Does it make sense to make all sorts of noises about signing the ‘right’ type of players to represent the club on and off the pitch and then sign Richard Keogh? Does that send a good message to the players that the chairman has criticised in the past?

In the case of Danny Ward, does it make sense to sign a striker who has struggled with injuries and then submit him to one of the most physically demanding training regimes in the division?


Then we have players like Naby Sarr, who is apparently great on the ball and vital to the way that we play. His passing game veers between good and poor, whilst in the main, his defending hovers around atrocious.


Why did we sign Joel Pereira? Can anyone answer that question? Did anyone think he would be good enough, even as a backup at this level? Seriously?


At the other end of the pitch, our answer to the non-scoring Fraizer Campbell was the famously non-scoring Yaya Sanogo, who was nicknamed ‘Sa-nogoals’ by Arsenal fans.

What about the good signings though? Carel Eiting was a good signing, but like Danny Ward had injury troubles at his previous club and rather unsurprisingly, spent a large chunk of the season out injured.


Aarons, Thomas and Grant may all be good signings, but as of yet we simply have not seen enough of them to say either way. Pipa is perhaps the one player that could categorically be classed as a successful signing and a good bit of business by the club.


If you forget the fact that the club saw fit to bring in an ultra-attacking right back who would be covered by Naby Sarr or 1 of the 4 slowest centre-backs in the division…

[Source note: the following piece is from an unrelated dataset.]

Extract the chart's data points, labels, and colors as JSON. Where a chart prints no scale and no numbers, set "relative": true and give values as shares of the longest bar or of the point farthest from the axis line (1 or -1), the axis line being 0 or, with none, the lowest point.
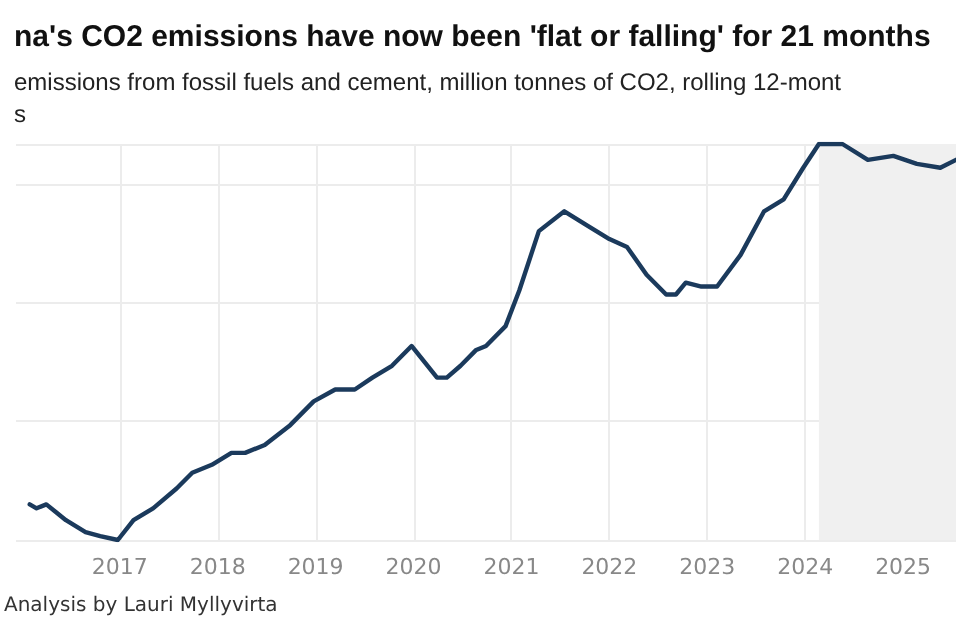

But, you know, Covid right? It can’t be helped, we’ve got to make poor, risk-averse signings because of the pandemic, it’s not like our unambitious signings are indicative of a wider pattern…


Board apathy


Actions speak louder than words and thus far, the actions of Phil Hodgkinson and his team suggest that they’re not 100% committed to their own project or to rebuilding this football club.


Phil Hodgkinson and Mark Devlin may tell us once a month, through an open letter that they are 100% committed to ‘The Plan’ and making us all proud again, but everything that they have done over the course of the last 12-18 months suggests otherwise.

I don’t particularly care anymore about the lack of investment, or the fact that we have made £33 million in player sales this season and given the majority of that money to Dean Hoyle. I have no more interest in questioning Hodgkinson’s personal finances or listening to him bang on about how rich he is.


I’ve heard his claims about attending certain games and gone over his broken promises far too many times. I don’t want to publically state that he is a liar, but what I will say is that he has incorrectly claimed to have done things that he hasn’t.


He has also told us things that he would do, which he has not gone on to do and in addition to that, consistently contradicted himself by his actions.


Going forward, Hodgkinson can say what he wants about his plans and ambitions but until he backs his words up with actions I will not trust him. Which I suppose is ultimately the main

reason for my apathy with this football club at the moment.


Of course, the pandemic, our on-pitch performances and some bizarre signings have contributed to that feeling, but largely it all comes down to the fact that I don’t trust the man in charge of this club to do the things that are needed.


What’s more, I fully expect him to say that he has whilst sink down the table next season and drop into League One.